What are the prices meant?

The prices given by consumers, the ultimate prices—or those given by Dealers the

intermediate or preliminary prices. or both together?

Semble the ultimate: these are what bear ration to income—so that the sum of

them is equal to the sum of income minus money saved and unemployd[?]

These ultimate prices, are the only prices felt.

The intermediate if they did not fall upon the ultimate would do no harm:—but

that is impossible.

No addition to wealth can be effected by any addition to money any otherwise

than by encreasing the proportion of enriching to impoverishing expenditure.
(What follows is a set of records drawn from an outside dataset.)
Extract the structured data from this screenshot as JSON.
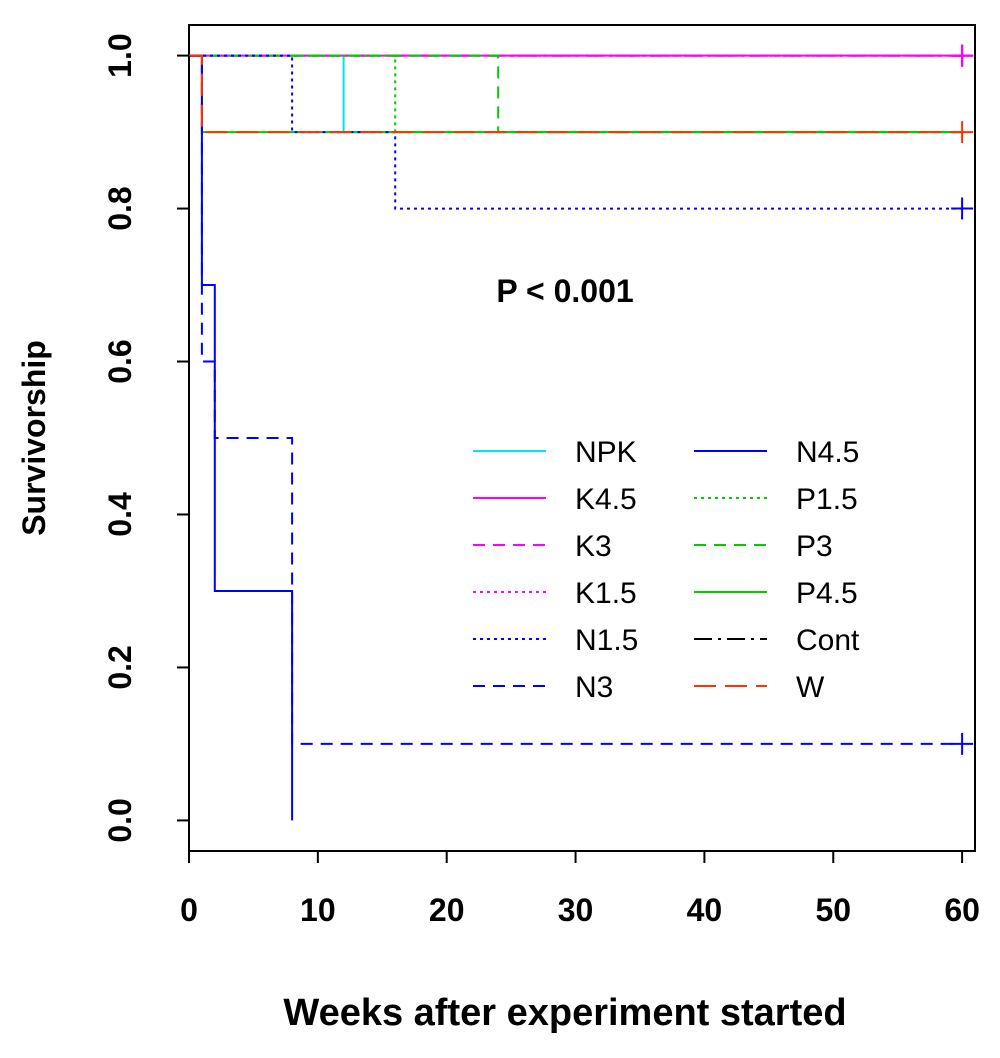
{
  "chart_data": {
    "type": "line",
    "subtype": "kaplan-meier step",
    "title": "",
    "xlabel": "Weeks after experiment started",
    "ylabel": "Survivorship",
    "annotation": "P < 0.001",
    "xlim": [
      0,
      61
    ],
    "ylim": [
      -0.04,
      1.04
    ],
    "xticks": [
      0,
      10,
      20,
      30,
      40,
      50,
      60
    ],
    "xtick_labels": [
      "0",
      "10",
      "20",
      "30",
      "40",
      "50",
      "60"
    ],
    "yticks": [
      0.0,
      0.2,
      0.4,
      0.6,
      0.8,
      1.0
    ],
    "ytick_labels": [
      "0.0",
      "0.2",
      "0.4",
      "0.6",
      "0.8",
      "1.0"
    ],
    "grid": false,
    "legend_position": "center-right",
    "series": [
      {
        "name": "Cont",
        "color": "#000000",
        "dash": "longdash-dot",
        "censored": [
          60
        ],
        "points": [
          [
            0,
            1.0
          ],
          [
            60,
            1.0
          ]
        ]
      },
      {
        "name": "NPK",
        "color": "#00e5ee",
        "dash": "solid",
        "censored": [],
        "points": [
          [
            0,
            1.0
          ],
          [
            12,
            1.0
          ],
          [
            12,
            0.9
          ],
          [
            60,
            0.9
          ]
        ]
      },
      {
        "name": "K4.5",
        "color": "#ff00ff",
        "dash": "solid",
        "censored": [
          60
        ],
        "points": [
          [
            0,
            1.0
          ],
          [
            60,
            1.0
          ]
        ]
      },
      {
        "name": "K3",
        "color": "#ff00ff",
        "dash": "dashed",
        "censored": [
          60
        ],
        "points": [
          [
            0,
            1.0
          ],
          [
            60,
            1.0
          ]
        ]
      },
      {
        "name": "K1.5",
        "color": "#ff00ff",
        "dash": "dotted",
        "censored": [
          60
        ],
        "points": [
          [
            0,
            1.0
          ],
          [
            60,
            1.0
          ]
        ]
      },
      {
        "name": "P4.5",
        "color": "#00cc00",
        "dash": "solid",
        "censored": [],
        "points": [
          [
            0,
            1.0
          ],
          [
            1,
            1.0
          ],
          [
            1,
            0.9
          ],
          [
            60,
            0.9
          ]
        ]
      },
      {
        "name": "P1.5",
        "color": "#00cc00",
        "dash": "dotted",
        "censored": [],
        "points": [
          [
            0,
            1.0
          ],
          [
            16,
            1.0
          ],
          [
            16,
            0.9
          ],
          [
            60,
            0.9
          ]
        ]
      },
      {
        "name": "P3",
        "color": "#00cc00",
        "dash": "dashed",
        "censored": [],
        "points": [
          [
            0,
            1.0
          ],
          [
            24,
            1.0
          ],
          [
            24,
            0.9
          ],
          [
            60,
            0.9
          ]
        ]
      },
      {
        "name": "N1.5",
        "color": "#0000ff",
        "dash": "dotted",
        "censored": [
          60
        ],
        "points": [
          [
            0,
            1.0
          ],
          [
            8,
            1.0
          ],
          [
            8,
            0.9
          ],
          [
            16,
            0.9
          ],
          [
            16,
            0.8
          ],
          [
            60,
            0.8
          ]
        ]
      },
      {
        "name": "N3",
        "color": "#0000ff",
        "dash": "dashed",
        "censored": [
          60
        ],
        "points": [
          [
            0,
            1.0
          ],
          [
            1,
            1.0
          ],
          [
            1,
            0.6
          ],
          [
            2,
            0.6
          ],
          [
            2,
            0.5
          ],
          [
            8,
            0.5
          ],
          [
            8,
            0.1
          ],
          [
            60,
            0.1
          ]
        ]
      },
      {
        "name": "N4.5",
        "color": "#0000ff",
        "dash": "solid",
        "censored": [],
        "points": [
          [
            0,
            1.0
          ],
          [
            1,
            1.0
          ],
          [
            1,
            0.7
          ],
          [
            2,
            0.7
          ],
          [
            2,
            0.3
          ],
          [
            8,
            0.3
          ],
          [
            8,
            0.0
          ]
        ]
      },
      {
        "name": "W",
        "color": "#ff3300",
        "dash": "longdash",
        "censored": [
          60
        ],
        "points": [
          [
            0,
            1.0
          ],
          [
            1,
            1.0
          ],
          [
            1,
            0.9
          ],
          [
            60,
            0.9
          ]
        ]
      }
    ],
    "legend": {
      "columns": [
        [
          "NPK",
          "K4.5",
          "K3",
          "K1.5",
          "N1.5",
          "N3"
        ],
        [
          "N4.5",
          "P1.5",
          "P3",
          "P4.5",
          "Cont",
          "W"
        ]
      ]
    }
  }
}
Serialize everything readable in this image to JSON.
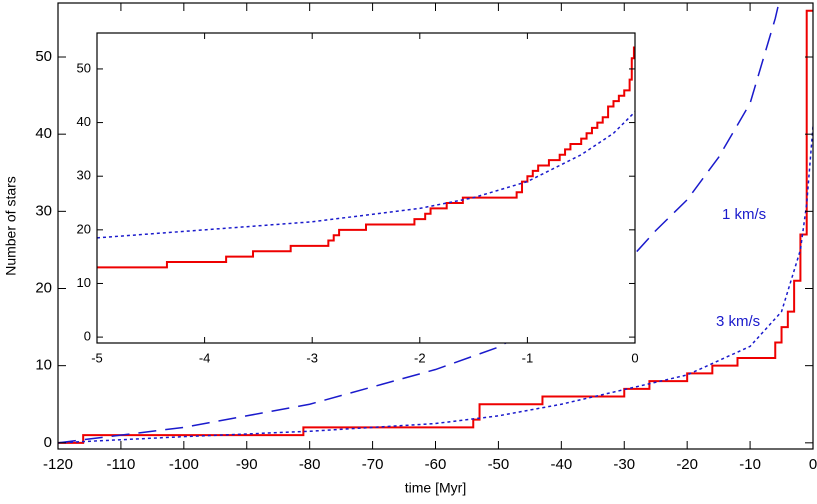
{
  "chart_data": [
    {
      "type": "line",
      "xlabel": "time [Myr]",
      "ylabel": "Number of stars",
      "xlim": [
        -120,
        0
      ],
      "ylim": [
        -0.8,
        57
      ],
      "xticks": [
        -120,
        -110,
        -100,
        -90,
        -80,
        -70,
        -60,
        -50,
        -40,
        -30,
        -20,
        -10,
        0
      ],
      "yticks": [
        0,
        10,
        20,
        30,
        40,
        50
      ],
      "series": [
        {
          "style": "step",
          "color": "#ee0000",
          "x": [
            -120,
            -116,
            -81,
            -54,
            -53,
            -43,
            -30,
            -26,
            -20,
            -16,
            -12,
            -6,
            -5,
            -4,
            -3,
            -2,
            -1,
            0
          ],
          "values": [
            0,
            1,
            2,
            3,
            5,
            6,
            7,
            8,
            9,
            10,
            11,
            13,
            15,
            17,
            21,
            27,
            56,
            56
          ]
        },
        {
          "name": "1 km/s",
          "style": "dashed",
          "color": "#1a1acc",
          "x": [
            -120,
            -100,
            -80,
            -60,
            -50,
            -40,
            -30,
            -25,
            -20,
            -15,
            -10,
            -6,
            -4
          ],
          "values": [
            0,
            2,
            5,
            9.5,
            12.4,
            17,
            23,
            27.5,
            31.5,
            37,
            44,
            55,
            62
          ]
        },
        {
          "name": "3 km/s",
          "style": "dotted",
          "color": "#1a1acc",
          "x": [
            -120,
            -100,
            -80,
            -60,
            -50,
            -40,
            -30,
            -20,
            -10,
            -5,
            -2,
            -1,
            -0.3,
            0
          ],
          "values": [
            0,
            0.8,
            1.5,
            2.5,
            3.5,
            5,
            6.9,
            8.8,
            12.5,
            17,
            25,
            31,
            38,
            41
          ]
        }
      ]
    },
    {
      "type": "line",
      "xlim": [
        -5,
        0
      ],
      "ylim": [
        -1.1,
        56.7
      ],
      "xticks": [
        -5,
        -4,
        -3,
        -2,
        -1,
        0
      ],
      "yticks": [
        0,
        10,
        20,
        30,
        40,
        50
      ],
      "series": [
        {
          "style": "step",
          "color": "#ee0000",
          "x": [
            -5,
            -4.35,
            -3.8,
            -3.55,
            -3.2,
            -2.85,
            -2.8,
            -2.75,
            -2.5,
            -2.05,
            -1.95,
            -1.9,
            -1.75,
            -1.6,
            -1.1,
            -1.05,
            -1.0,
            -0.95,
            -0.9,
            -0.8,
            -0.7,
            -0.65,
            -0.6,
            -0.5,
            -0.45,
            -0.4,
            -0.35,
            -0.3,
            -0.25,
            -0.2,
            -0.15,
            -0.1,
            -0.05,
            -0.03,
            -0.01,
            0
          ],
          "values": [
            13,
            14,
            15,
            16,
            17,
            18,
            19,
            20,
            21,
            22,
            23,
            24,
            25,
            26,
            27,
            29,
            30,
            31,
            32,
            33,
            34,
            35,
            36,
            37,
            38,
            39,
            40,
            41,
            43,
            44,
            45,
            46,
            48,
            52,
            54,
            54
          ]
        },
        {
          "style": "dotted",
          "color": "#1a1acc",
          "x": [
            -5,
            -4,
            -3,
            -2,
            -1.5,
            -1,
            -0.5,
            -0.2,
            0
          ],
          "values": [
            18.5,
            20,
            21.5,
            24,
            26,
            29,
            34,
            38,
            42
          ]
        }
      ]
    }
  ]
}
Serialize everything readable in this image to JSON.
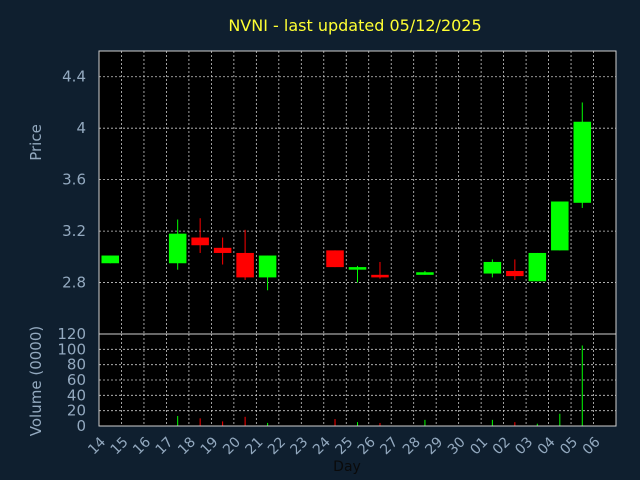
{
  "chart_data": {
    "type": "candlestick",
    "title": "NVNI - last updated 05/12/2025",
    "xlabel": "Day",
    "price_panel": {
      "ylabel": "Price",
      "yticks": [
        "2.8",
        "3.2",
        "3.6",
        "4",
        "4.4"
      ],
      "ylim": [
        2.4,
        4.6
      ]
    },
    "volume_panel": {
      "ylabel": "Volume (0000)",
      "yticks": [
        "0",
        "20",
        "40",
        "60",
        "80",
        "100",
        "120"
      ],
      "ylim": [
        0,
        120
      ]
    },
    "x_labels": [
      "14",
      "15",
      "16",
      "17",
      "18",
      "19",
      "20",
      "21",
      "22",
      "23",
      "24",
      "25",
      "26",
      "27",
      "28",
      "29",
      "30",
      "01",
      "02",
      "03",
      "04",
      "05",
      "06"
    ],
    "candles": [
      {
        "day": "14",
        "open": 2.95,
        "high": 3.01,
        "low": 2.95,
        "close": 3.01,
        "volume": 0
      },
      {
        "day": "17",
        "open": 2.95,
        "high": 3.29,
        "low": 2.9,
        "close": 3.18,
        "volume": 13
      },
      {
        "day": "18",
        "open": 3.15,
        "high": 3.3,
        "low": 3.03,
        "close": 3.09,
        "volume": 10
      },
      {
        "day": "19",
        "open": 3.07,
        "high": 3.15,
        "low": 2.94,
        "close": 3.03,
        "volume": 6
      },
      {
        "day": "20",
        "open": 3.03,
        "high": 3.21,
        "low": 2.82,
        "close": 2.84,
        "volume": 12
      },
      {
        "day": "21",
        "open": 2.84,
        "high": 3.01,
        "low": 2.74,
        "close": 3.01,
        "volume": 4
      },
      {
        "day": "24",
        "open": 3.05,
        "high": 3.05,
        "low": 2.92,
        "close": 2.92,
        "volume": 9
      },
      {
        "day": "25",
        "open": 2.9,
        "high": 2.93,
        "low": 2.8,
        "close": 2.92,
        "volume": 5
      },
      {
        "day": "26",
        "open": 2.86,
        "high": 2.96,
        "low": 2.83,
        "close": 2.84,
        "volume": 4
      },
      {
        "day": "28",
        "open": 2.86,
        "high": 2.89,
        "low": 2.86,
        "close": 2.88,
        "volume": 8
      },
      {
        "day": "01",
        "open": 2.87,
        "high": 2.98,
        "low": 2.84,
        "close": 2.96,
        "volume": 8
      },
      {
        "day": "02",
        "open": 2.89,
        "high": 2.98,
        "low": 2.82,
        "close": 2.85,
        "volume": 5
      },
      {
        "day": "03",
        "open": 2.81,
        "high": 3.03,
        "low": 2.81,
        "close": 3.03,
        "volume": 3
      },
      {
        "day": "04",
        "open": 3.05,
        "high": 3.43,
        "low": 3.05,
        "close": 3.43,
        "volume": 16
      },
      {
        "day": "05",
        "open": 3.42,
        "high": 4.2,
        "low": 3.38,
        "close": 4.05,
        "volume": 105
      }
    ],
    "colors": {
      "background": "#0f1f2f",
      "plot_area": "#000000",
      "up": "#00ff00",
      "down": "#ff0000",
      "grid": "#c8c8c8",
      "title": "#ffff33",
      "axis_text": "#93a9bf"
    }
  }
}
But in as much as fresh-inflowing paper money is added

[Column 7]

added in the first instance to capital i:e: employd in enriching expenditure,

does it not appear from hence that paper money adds something to wealth upon the

whole.

Error Sources.

{1. Case of individuals.

2. Sophistry of the language detracting from the value of paper money

3. —and of metallic money.

4. Accidental connection between encrease of money metal and paper and encrease

of wealth.}

5. Money raisable by paper which could not have been raisable without. ex. gr.

Bank of England. It is a mode of taxing without possibility of opposition to the

tax.

Coin

Forbidding export or melting of coin was in fact an act of Bankruptcy—stripping

the metal of its value—and reducing it to the condition of bad paper.

[Column 8]

A case might be put in which an addition to the quantity of money shall be not

merely accompanied by, but productive of an addition to wealth: and this without

any addition to prices or at least without a proportionable addition to

prices.

But the case thus put would not quadrate with the real state of things in

England.

Suppose money imported into the Scotch[?] Isles and employd[?] in fisheries.

Cases as between money and wealth.

1. Wealth encreasing money encreasing in the same proportion—No rise.

2. Wealth encreasing money encreasing in greater proportion—Rise.

3. Wealth encreasing. money encreasing but in less proportion—No rise but

fall.

4. Wealth encreasing—money decreasing—Greater fall.

[Column 9]

Cases continued

1. Wealth decreasing money decreasing in the same proportion—No fall

2. Wealth decreasing—Money decreasing in greater proportion—Rise.

3. Wealth decreasing—money decreasing but in a less proportion—No fall—but Rise.

Return of a state of things in which money should be stationary or

decreasing—

If the decrease were gradual no inconvenience would ensue—The[?] Rents would be

lowered—but prices of provisions would have been lowered first {Goods being

sold} The money as well as real price of exportable goods being lowered goods

would be exported to a larger amount or a revenue might be drawn from foreign

nations by taxes on Exports

[...?] bread basket stops.

[Column 10]

Data as between 2 points of Time 1750 & 1800

1. Quantity of wealth.

2. Quantity of money less—equal—or greater

3. Prices—higher—equal—or lower.

Known antecedently

1. Wealth/Income of 1750

2. Wealth/Income of 1800

3. Prices of 1750

4. Prices of 1800

5. Money of 1750

Known by inference

6. Money of 1800

Cases continued

1. Wealth stationary money stationary. No rise nor fall.

2. Wealth stationary—money encreasing. Rise

3. Wealth stationary money decreasing—Fall.